Like any learning process, it can become arduous, but it is never static, and it continues to build on itself throughout, so by the end of a chapter you are thinking, “…oh this is why we worked so hard on softening the nose or moving the nose to move the hips, or walking beside the fence doing groundwork so you could practice “hips in”.
The transferring of the information to knowledge is the real goal and this comes as you go over the drills over and over again. To share this learning curve with your horse is nothing short of exhilarating.
So, what was the course like and is it for you? It is very demanding if you are committed. Very rewarding if you are committed, and it opens up a whole new world of possibilities for the trainer and the horse. It is a little like eating popcorn without a drink, it makes you thirsty. This course makes you thirsty for learning more and solves many mysteries of training the horse. I must say that it also teaches you about yourself, maybe more than what you bargained for, but it is all good.
Would I recommend the course? Absolutely, if you are committed and willing to work and work hard, it is worth much more than the amount charged and you get to spend all that quality time with your horses, who by the way will be transformed by the end of the course.

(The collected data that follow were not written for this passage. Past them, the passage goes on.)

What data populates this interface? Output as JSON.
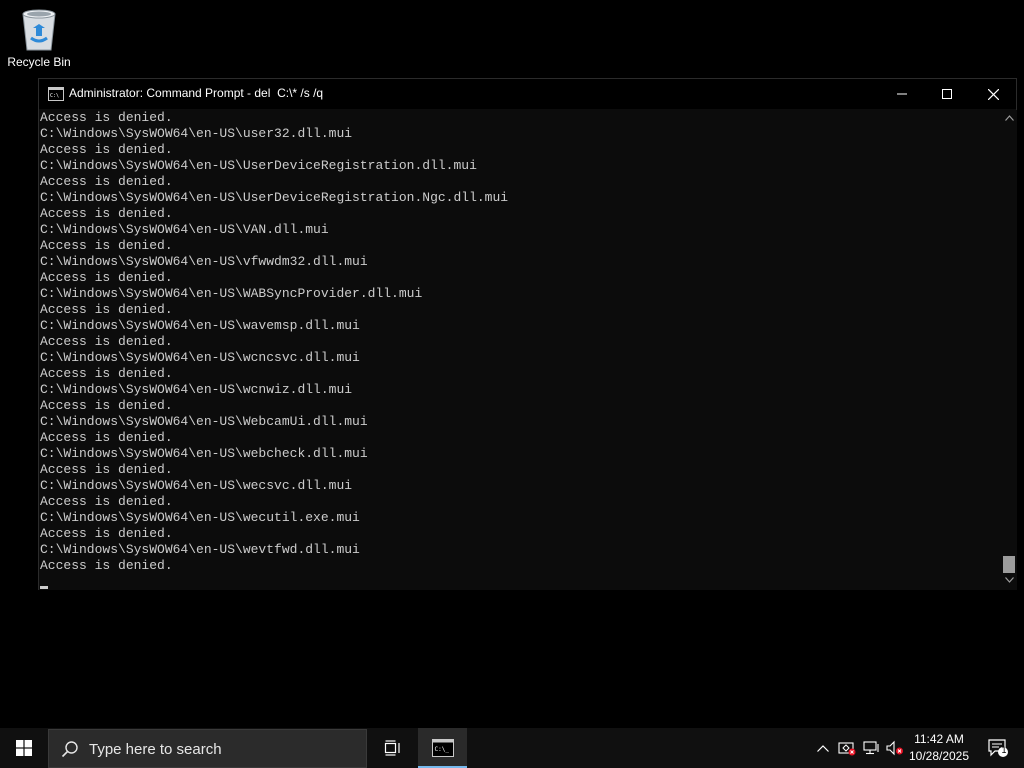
{
  "desktop": {
    "recycle_bin_label": "Recycle Bin"
  },
  "window": {
    "title": "Administrator: Command Prompt - del  C:\\* /s /q"
  },
  "console": {
    "lines": [
      "Access is denied.",
      "C:\\Windows\\SysWOW64\\en-US\\user32.dll.mui",
      "Access is denied.",
      "C:\\Windows\\SysWOW64\\en-US\\UserDeviceRegistration.dll.mui",
      "Access is denied.",
      "C:\\Windows\\SysWOW64\\en-US\\UserDeviceRegistration.Ngc.dll.mui",
      "Access is denied.",
      "C:\\Windows\\SysWOW64\\en-US\\VAN.dll.mui",
      "Access is denied.",
      "C:\\Windows\\SysWOW64\\en-US\\vfwwdm32.dll.mui",
      "Access is denied.",
      "C:\\Windows\\SysWOW64\\en-US\\WABSyncProvider.dll.mui",
      "Access is denied.",
      "C:\\Windows\\SysWOW64\\en-US\\wavemsp.dll.mui",
      "Access is denied.",
      "C:\\Windows\\SysWOW64\\en-US\\wcncsvc.dll.mui",
      "Access is denied.",
      "C:\\Windows\\SysWOW64\\en-US\\wcnwiz.dll.mui",
      "Access is denied.",
      "C:\\Windows\\SysWOW64\\en-US\\WebcamUi.dll.mui",
      "Access is denied.",
      "C:\\Windows\\SysWOW64\\en-US\\webcheck.dll.mui",
      "Access is denied.",
      "C:\\Windows\\SysWOW64\\en-US\\wecsvc.dll.mui",
      "Access is denied.",
      "C:\\Windows\\SysWOW64\\en-US\\wecutil.exe.mui",
      "Access is denied.",
      "C:\\Windows\\SysWOW64\\en-US\\wevtfwd.dll.mui",
      "Access is denied."
    ]
  },
  "taskbar": {
    "search_placeholder": "Type here to search",
    "clock_time": "11:42 AM",
    "clock_date": "10/28/2025",
    "notification_count": "1"
  },
  "colors": {
    "console_bg": "#0c0c0c",
    "console_text": "#cccccc",
    "taskbar_bg": "#101010",
    "accent": "#76b9ed"
  }
}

So many people to thank, but let me start with Josh and Jana Lyons, wonderful hosts! Mike, Max, Nicholas, Laurie, all exceptional trainers. Steve was always there to help with the grounds, barn, or whatever else. Lindsey was in the office for all the details and to keep us in line. It was a real privilege to have these people available and on task. Of course, also my fellow trainees: Joyce Cowfer, Kat Linder, Tom Clair, and Chuck McClanahan who were all very hard working and determined to make the Cert process a great one. It was an honor to work with them all, and I wish them all the very best.